– Разве?
О чем она говорила? Сейчас? Красиво? Она, должно быть, просто пыталась его приободрить.
Рудольф чуть наклонился, заглядывая ей в лицо, но тут же отшатнулся –глаза были совершенно стеклянными и такими льдисто-голубыми, будто кто-то плеснул в них жидкой акварели. Медленно Вероника поворачивалась то туда, то сюда, внимательно осматривая каждую стену, а потом долго вглядывалась в разбитый витраж и в дверной проем, ведущий в гостиную. Рудольф замер на месте, не решаясь побеспокоить – было в ней что-то жутковатое, что-то, чего он прежде никогда не видел.
Это продолжалось какое-то время; а потом она просто моргнула и вопросительно посмотрела на него, улыбаясь чуть потерянно.
– Что ты сказал?
Рудольф кашлянул.
Нет, он не станет об этом говорить.
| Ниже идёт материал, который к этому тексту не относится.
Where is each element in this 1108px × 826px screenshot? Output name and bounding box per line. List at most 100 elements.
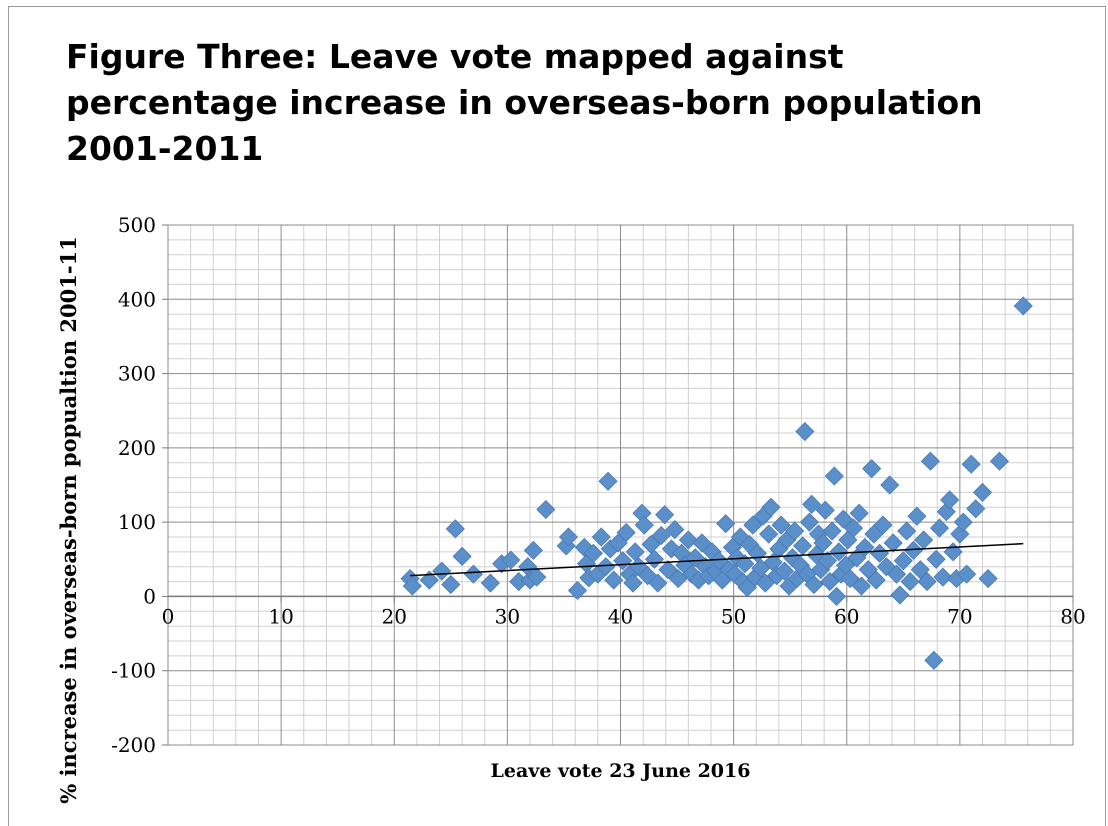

По крайней мере, пока. Но вот о другом молчать было нельзя:
– Почему ты так против, чтобы Элоиза приходила? И вообще, чтобы кто угодно приходил?
Он не ждал, что Вероника тут же ответит, но она, должно быть, помнила об их уговоре, потому что нахмурилась и сказала:
– Потому что не хочу, чтобы ты меня отдавал обратно.
– Но я не… с чего ты вообще так думаешь?
– Я не полезна. Все делают другие. Зачем я?
Так вот в чем было дело. Рудольф глубоко вдохнул, собираясь с мыслями.
Существовал ли правильный ответ для этого вопроса? У него не было под рукой интернета, чтобы забить туда запрос и получить результаты. Не было того, с кем можно было бы посоветоваться. Оставалось только быть искренним и честным – как и всегда.
– Ты мне не просто, чтобы наводить дома порядок и развлекать меня. Ты теперь – моя семья. И я не собираюсь никуда тебя возвращать. Мы с тобой живем вместе, и у нас все будет хорошо. Все уже хорошо. Я дам тебе все, что ты хочешь, все, что тебе надо. Просто потому что хочу этого.
Он вывалил перед ней это так, как чувствовал – сумбурно и сбито, запинаясь и спотыкаясь на каждом слове.
Вероника задумчиво пожевала нижнюю губу и уточнила:
– И даже родителей найдешь, если я захочу?
Нет, хотел ответить Рудольф. Я тебя им не отдам, хотел он выпалить. Они тебя не заслуживают. Но обещание уже было дано – и нарушать его было нельзя.
– Если захочешь, найду. А ты хочешь?
– Нет, – пробормотала Вероника, ковыряя шов на кармане куртки. Ее лицо вдруг сильно покраснело, и она, спотыкаясь, добавила. – У меня, вроде как, уже есть ты
У Рудольфа защипало в глазах, а из-под ног кто-то выбил землю. Он вцепился пальцами в собственные бока, пытаясь удержаться и не развалиться прямо у нее на глазах, но это не имело никакого смысла – руки ходили ходуном.
– Да, – вырвалось из него хрипящее. – Я у тебя есть.
Он больше не мог ограждать себя, охранять себя от боли, от страха потерь. Больше не мог сдаваться и тонуть в одиночестве, не мог погрязнуть в болоте отчаяния. Не мог – потому что Вероника была рядом, и ее маленькое лицо было совсем, совсем мокрым.
Он поднял правую руку, и она нырнула к нему под крыло, утыкаясь носом в бок.
И впервые ему показалось, что под ребрами у него больше не пусто.
Глава 24
Регина за свою жизнь встречала множество расстроенных людей – студенты, завалившие индивидуальный проект или экзамен, частенько приходили к ней, чтобы пожаловаться и получить поддержку. На такие случаи она хранила в сумке горсть конфет – обычно одной-двух хватало, чтобы сведенные к переносице брови расправились, и лицо смягчилось. И нужные слова сами шли на ум – взволнованному и опустошенному уже не ребенку, но уже не взрослому всегда было нужно немного – но искренне.
Она знала, как поддержать и помочь. Она делала это много лет.
Но сейчас что-то сломалось, какие-то шестеренки внутри не работали – она смотрела на сгорбившегося Рудольфа, медленно рассыпающегося над альбомом, и не находила в своей гулко пустой голове ни единого подходящего слова.
– Ну, – произнес он надтреснутым голосом. – Такого я не ожидал.
Его руки дрогнули так сильно, что едва не выронили альбом, но Рудольф удержал его, вцепившись в потрепанную кожу обложки, безотрывно глядя в лицо того, кто, все всякого сомнения, был его настоящим отцом.
И никакого теста бы не понадобилось – они были, как две капли воды. Такие же тонкие брови, лунная гладь глаз и крупные нервные ноздри – он будто был откопирован на ксероксе, лишь стал чуть старше.